Горькие туманы Атлантики | страница 30



Пили чай почти молча, лишь изредка перебрасывались словами. Только Митчелл, то и дело заглядывая в блокнот, обращался к старпому Птахову:

— Русский язык такой широкий… большой. Вот, записал сегодня. «Кишка кишке кукиш кажет», — прочел он медленно, по слогам, перевирая ударения. — Что это значит?

— Народное выражение, — усмехнулся Птахов. — Ощущение голода.

— А что такое есть «балахманный»? Это сказала рулевому ваша маленькая мисс Тося.

— Ну, легкомысленный, что ли… Непутевый.

— Непутевый? — изумился лейтенант и тут же занес это слово в блокнот. — Что такое есть «непутевый»?..


Когда Лухманов после чая вернулся в каюту, спать ему не хотелось. За иллюминатором, в небе, все так же тлела полярная дневная заря. Он знал, что она не угаснет и через несколько коротких часов опять начнет разгораться в новое утро. Изменит ли новый день что-либо в судьбе их?.. Гадать об этом желания не было. Он чувствовал усталость, хотя минувшие сутки работой не обременяли. Но разве от дум и тревог мы не устаем порою гораздо больше, нежели от трудов?
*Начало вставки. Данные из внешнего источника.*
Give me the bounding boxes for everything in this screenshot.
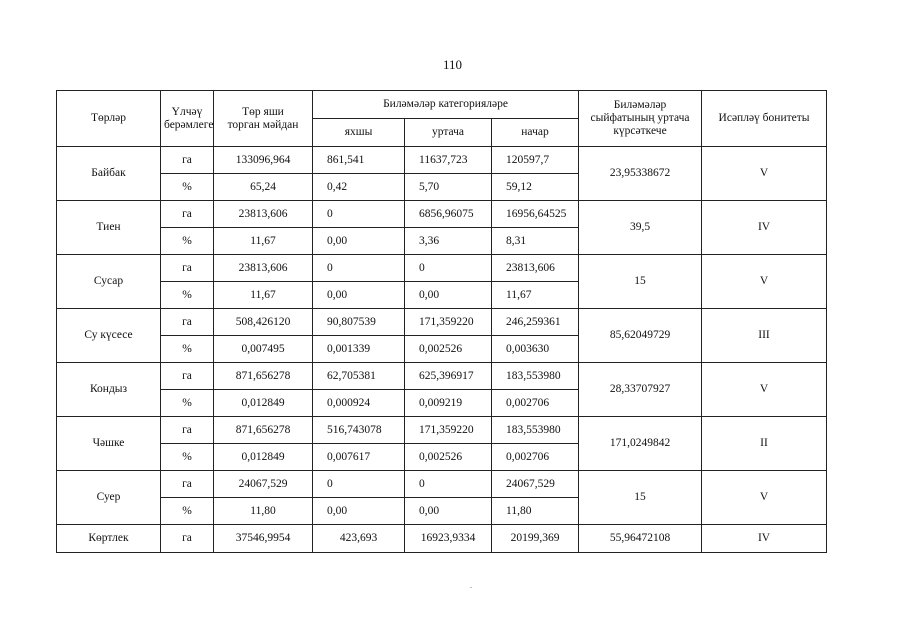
table-body (57, 147, 827, 553)
species-name: Көртлек (57, 525, 161, 553)
good-cell: 0,000924 (313, 390, 405, 417)
area-cell: 871,656278 (214, 363, 313, 390)
bonitet-cell: V (702, 471, 827, 525)
good-cell: 0,001339 (313, 336, 405, 363)
area-cell: 65,24 (214, 174, 313, 201)
area-cell: 11,67 (214, 228, 313, 255)
bonitet-cell: V (702, 363, 827, 417)
poor-cell: 246,259361 (492, 309, 579, 336)
good-cell: 423,693 (313, 525, 405, 553)
bonitet-cell: III (702, 309, 827, 363)
area-cell: 23813,606 (214, 255, 313, 282)
species-name: Кондыз (57, 363, 161, 417)
table-row (57, 471, 827, 498)
unit-cell: % (161, 498, 214, 525)
area-cell: 37546,9954 (214, 525, 313, 553)
unit-cell: га (161, 363, 214, 390)
species-name: Су күсесе (57, 309, 161, 363)
header-area: Төр яши торган мәйдан (214, 91, 313, 147)
unit-cell: га (161, 417, 214, 444)
unit-cell: % (161, 336, 214, 363)
medium-cell: 0,009219 (405, 390, 492, 417)
poor-cell: 23813,606 (492, 255, 579, 282)
medium-cell: 3,36 (405, 228, 492, 255)
unit-cell: га (161, 255, 214, 282)
good-cell: 0,00 (313, 228, 405, 255)
quality-cell: 39,5 (579, 201, 702, 255)
medium-cell: 11637,723 (405, 147, 492, 174)
poor-cell: 59,12 (492, 174, 579, 201)
unit-cell: га (161, 471, 214, 498)
good-cell: 0 (313, 471, 405, 498)
quality-cell: 171,0249842 (579, 417, 702, 471)
quality-cell: 28,33707927 (579, 363, 702, 417)
medium-cell: 6856,96075 (405, 201, 492, 228)
medium-cell: 0,002526 (405, 336, 492, 363)
good-cell: 861,541 (313, 147, 405, 174)
good-cell: 0 (313, 201, 405, 228)
poor-cell: 24067,529 (492, 471, 579, 498)
header-categories: Биләмәләр категорияләре (313, 91, 579, 119)
header-unit: Үлчәү берәмлеге (161, 91, 214, 147)
unit-cell: га (161, 201, 214, 228)
medium-cell: 16923,9334 (405, 525, 492, 553)
good-cell: 0,42 (313, 174, 405, 201)
poor-cell: 20199,369 (492, 525, 579, 553)
area-cell: 24067,529 (214, 471, 313, 498)
area-cell: 23813,606 (214, 201, 313, 228)
poor-cell: 16956,64525 (492, 201, 579, 228)
unit-cell: га (161, 525, 214, 553)
quality-cell: 55,96472108 (579, 525, 702, 553)
unit-cell: % (161, 282, 214, 309)
area-cell: 11,67 (214, 282, 313, 309)
medium-cell: 0 (405, 255, 492, 282)
table-row (57, 525, 827, 553)
medium-cell: 625,396917 (405, 363, 492, 390)
medium-cell: 171,359220 (405, 417, 492, 444)
area-cell: 0,007495 (214, 336, 313, 363)
header-types: Төрләр (57, 91, 161, 147)
medium-cell: 0,00 (405, 282, 492, 309)
unit-cell: % (161, 444, 214, 471)
poor-cell: 183,553980 (492, 417, 579, 444)
poor-cell: 0,003630 (492, 336, 579, 363)
area-cell: 508,426120 (214, 309, 313, 336)
quality-cell: 15 (579, 471, 702, 525)
medium-cell: 0 (405, 471, 492, 498)
good-cell: 90,807539 (313, 309, 405, 336)
poor-cell: 183,553980 (492, 363, 579, 390)
unit-cell: % (161, 390, 214, 417)
area-cell: 133096,964 (214, 147, 313, 174)
good-cell: 516,743078 (313, 417, 405, 444)
good-cell: 62,705381 (313, 363, 405, 390)
poor-cell: 0,002706 (492, 390, 579, 417)
page-number: 110 (442, 57, 463, 72)
table-row (57, 309, 827, 336)
poor-cell: 0,002706 (492, 444, 579, 471)
good-cell: 0,00 (313, 498, 405, 525)
area-cell: 0,012849 (214, 390, 313, 417)
poor-cell: 11,80 (492, 498, 579, 525)
bonitet-cell: IV (702, 201, 827, 255)
area-cell: 871,656278 (214, 417, 313, 444)
scan-speck (470, 587, 472, 588)
area-cell: 11,80 (214, 498, 313, 525)
species-name: Суер (57, 471, 161, 525)
poor-cell: 8,31 (492, 228, 579, 255)
unit-cell: % (161, 174, 214, 201)
table-row (57, 255, 827, 282)
bonitet-cell: V (702, 255, 827, 309)
good-cell: 0,007617 (313, 444, 405, 471)
area-cell: 0,012849 (214, 444, 313, 471)
species-name: Чәшке (57, 417, 161, 471)
unit-cell: % (161, 228, 214, 255)
poor-cell: 11,67 (492, 282, 579, 309)
table-row (57, 363, 827, 390)
poor-cell: 120597,7 (492, 147, 579, 174)
table-row (57, 147, 827, 174)
table-row (57, 417, 827, 444)
bonitet-cell: V (702, 147, 827, 201)
quality-cell: 15 (579, 255, 702, 309)
unit-cell: га (161, 309, 214, 336)
species-name: Сусар (57, 255, 161, 309)
table-row (57, 201, 827, 228)
header-medium: уртача (405, 119, 492, 147)
header-bonitet: Исәпләү бонитеты (702, 91, 827, 147)
quality-cell: 23,95338672 (579, 147, 702, 201)
quality-cell: 85,62049729 (579, 309, 702, 363)
bonitet-cell: IV (702, 525, 827, 553)
good-cell: 0,00 (313, 282, 405, 309)
header-quality: Биләмәләр сыйфатының уртача күрсәткече (579, 91, 702, 147)
habitat-table (56, 90, 827, 553)
species-name: Байбак (57, 147, 161, 201)
bonitet-cell: II (702, 417, 827, 471)
medium-cell: 171,359220 (405, 309, 492, 336)
medium-cell: 0,002526 (405, 444, 492, 471)
unit-cell: га (161, 147, 214, 174)
header-good: яхшы (313, 119, 405, 147)
medium-cell: 5,70 (405, 174, 492, 201)
species-name: Тиен (57, 201, 161, 255)
medium-cell: 0,00 (405, 498, 492, 525)
header-poor: начар (492, 119, 579, 147)
good-cell: 0 (313, 255, 405, 282)
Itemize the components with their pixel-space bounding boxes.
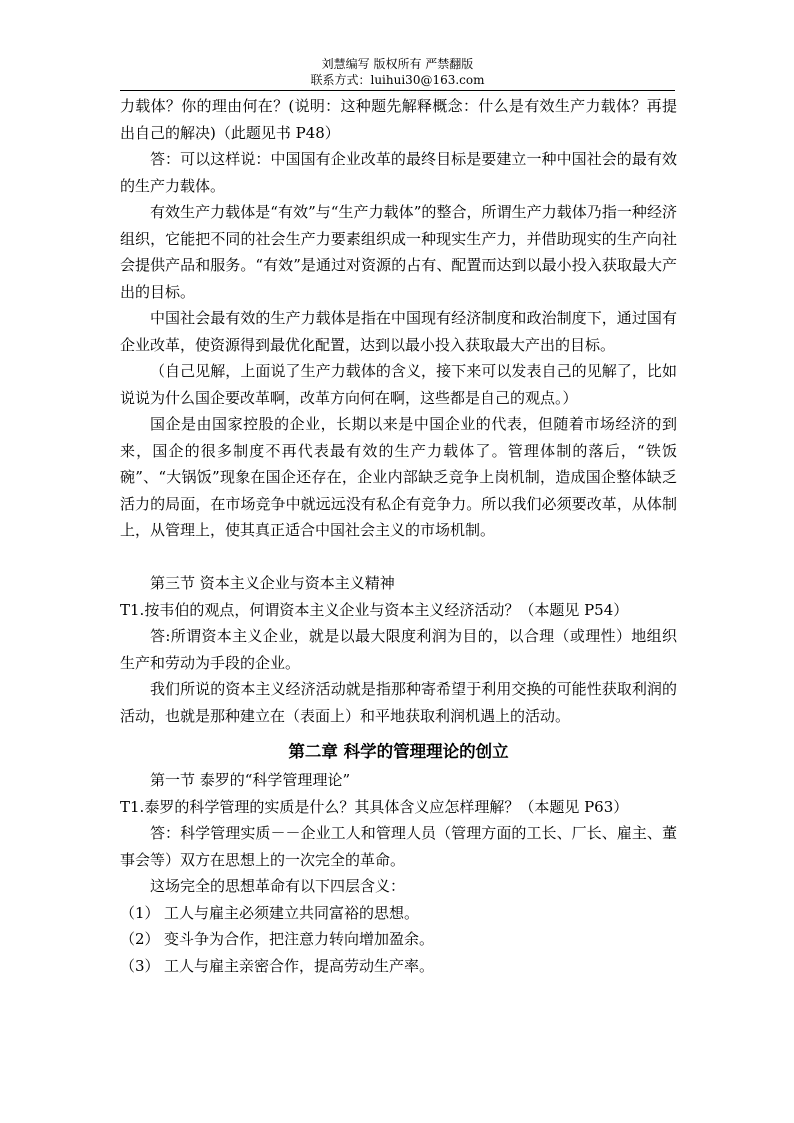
- paragraph-answer-intro: 答：可以这样说：中国国有企业改革的最终目标是要建立一种中国社会的最有效的生产力载体。: [120, 150, 677, 195]
- section-heading-1: 第一节 泰罗的“科学管理理论”: [150, 771, 351, 789]
- answer-taylor-2: 这场完全的思想革命有以下四层含义：: [150, 877, 406, 895]
- chapter-title: 第二章 科学的管理理论的创立: [288, 742, 509, 761]
- list-item: [120, 900, 677, 927]
- section-heading-3: 第三节 资本主义企业与资本主义精神: [150, 574, 395, 592]
- paragraph-definition: 有效生产力载体是“有效”与“生产力载体”的整合，所谓生产力载体乃指一种经济组织，它能把不同的社会生产力要素组织成一种现实生产力，并借助现实的生产向社会提供产品和服务。“有效”是通过对资源的占有、配置而达到以最小投入获取最大产出的目标。: [120, 203, 677, 301]
- list-item-number: （1）: [120, 903, 160, 922]
- header-divider: [120, 90, 675, 91]
- list-item: [120, 953, 677, 980]
- list-item-text: 工人与雇主亲密合作，提高劳动生产率。: [164, 956, 435, 975]
- paragraph-china-carrier: 中国社会最有效的生产力载体是指在中国现有经济制度和政治制度下，通过国有企业改革，使资源得到最优化配置，达到以最小投入获取最大产出的目标。: [120, 309, 677, 354]
- header-contact: 联系方式：luihui30@163.com: [310, 73, 485, 87]
- list-item-number: （2）: [120, 930, 160, 948]
- page-header: [120, 56, 675, 88]
- paragraph-own-view-note: （自己见解，上面说了生产力载体的含义，接下来可以发表自己的见解了，比如说说为什么国企要改革啊，改革方向何在啊，这些都是自己的观点。）: [120, 362, 677, 407]
- answer-weber-2: 我们所说的资本主义经济活动就是指那种寄希望于利用交换的可能性获取利润的活动，也就是那种建立在（表面上）和平地获取利润机遇上的活动。: [120, 680, 677, 725]
- list-item-text: 变斗争为合作，把注意力转向增加盈余。: [164, 930, 435, 948]
- answer-taylor-1: 答：科学管理实质－－企业工人和管理人员（管理方面的工长、厂长、雇主、董事会等）双方在思想上的一次完全的革命。: [120, 824, 677, 869]
- answer-weber-1: 答:所谓资本主义企业，就是以最大限度利润为目的，以合理（或理性）地组织生产和劳动为手段的企业。: [120, 627, 677, 672]
- paragraph-state-enterprise: 国企是由国家控股的企业，长期以来是中国企业的代表，但随着市场经济的到来，国企的很多制度不再代表最有效的生产力载体了。管理体制的落后，“铁饭碗”、“大锅饭”现象在国企还存在，企业内部缺乏竞争上岗机制，造成国企整体缺乏活力的局面，在市场竞争中就远远没有私企有竞争力。所以我们必须要改革，从体制上，从管理上，使其真正适合中国社会主义的市场机制。: [120, 415, 677, 539]
- document-body: [120, 93, 677, 979]
- list-item-text: 工人与雇主必须建立共同富裕的思想。: [164, 903, 420, 922]
- question-taylor: T1.泰罗的科学管理的实质是什么？其具体含义应怎样理解？（本题见 P63）: [120, 797, 629, 816]
- list-item: [120, 926, 677, 953]
- paragraph-question-continuation: 力载体？你的理由何在？(说明：这种题先解释概念：什么是有效生产力载体？再提出自己的解决)（此题见书 P48）: [120, 97, 677, 142]
- question-weber: T1.按韦伯的观点，何谓资本主义企业与资本主义经济活动？（本题见 P54）: [120, 600, 629, 619]
- list-item-number: （3）: [120, 956, 160, 975]
- spacer: [120, 544, 677, 571]
- header-copyright: 刘慧编写 版权所有 严禁翻版: [321, 57, 474, 71]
Снова уселся в кресло. И как всегда в нерадостные минуты, от которых пытался бежать, постепенно ушел в призрачные воспоминания об Ольге.

5

Как-то воскресным днем он, курсант Лухманов, уволился «на берег». Стояла южная весна, в палисадниках буйно цвела сирень. От моря еще тянуло прохладой, но густая теплынь обволакивала землю, щедро наполняла небо и окоем, и потому влекло к синеве и простору. Поскитавшись по городу, он забрел на водную станцию.

Оставив в залог ботинки, брюки и форменку, взял небольшой швертбот. Суденышко оказалось грязным, запущенным, и он, чертыхаясь, стал наводить на нем, прежде чем отойти от берега, моряцкий порядок. Расхаживал неподатливые, скрипучие блоки, обносил вдоль бортов, по всем правилам, снасти, сплетал аккуратно, чтобы не застревали в блоках, шкоты.

— Вы скоро освободите швертбот? — услышал он неожиданно и обмер: рядом на низеньком, вровень с яхтенными бортами, причале стояла Ольга Петровна.

Привык ее видеть в классе в черном морском костюме, который придавал женщине строгость, как бы подчеркивая ее возрастное и служебное старшинство. В светлом же платье, в крохотных туфлях-босоножках, она показалась Лухманову едва повзрослевшей девчонкой, чуть ли не школьницей — стройной, подвижной, юной. Тугая корона волос, которая обычно естественно сочеталась и с форменной тужуркой, и с черным галстуком, в ту минуту почудилась ему случайной и нарочитой, будто ее собрали только затем, чтобы всем и каждому подтверждать: Ольга Петровна и в платьице взрослая.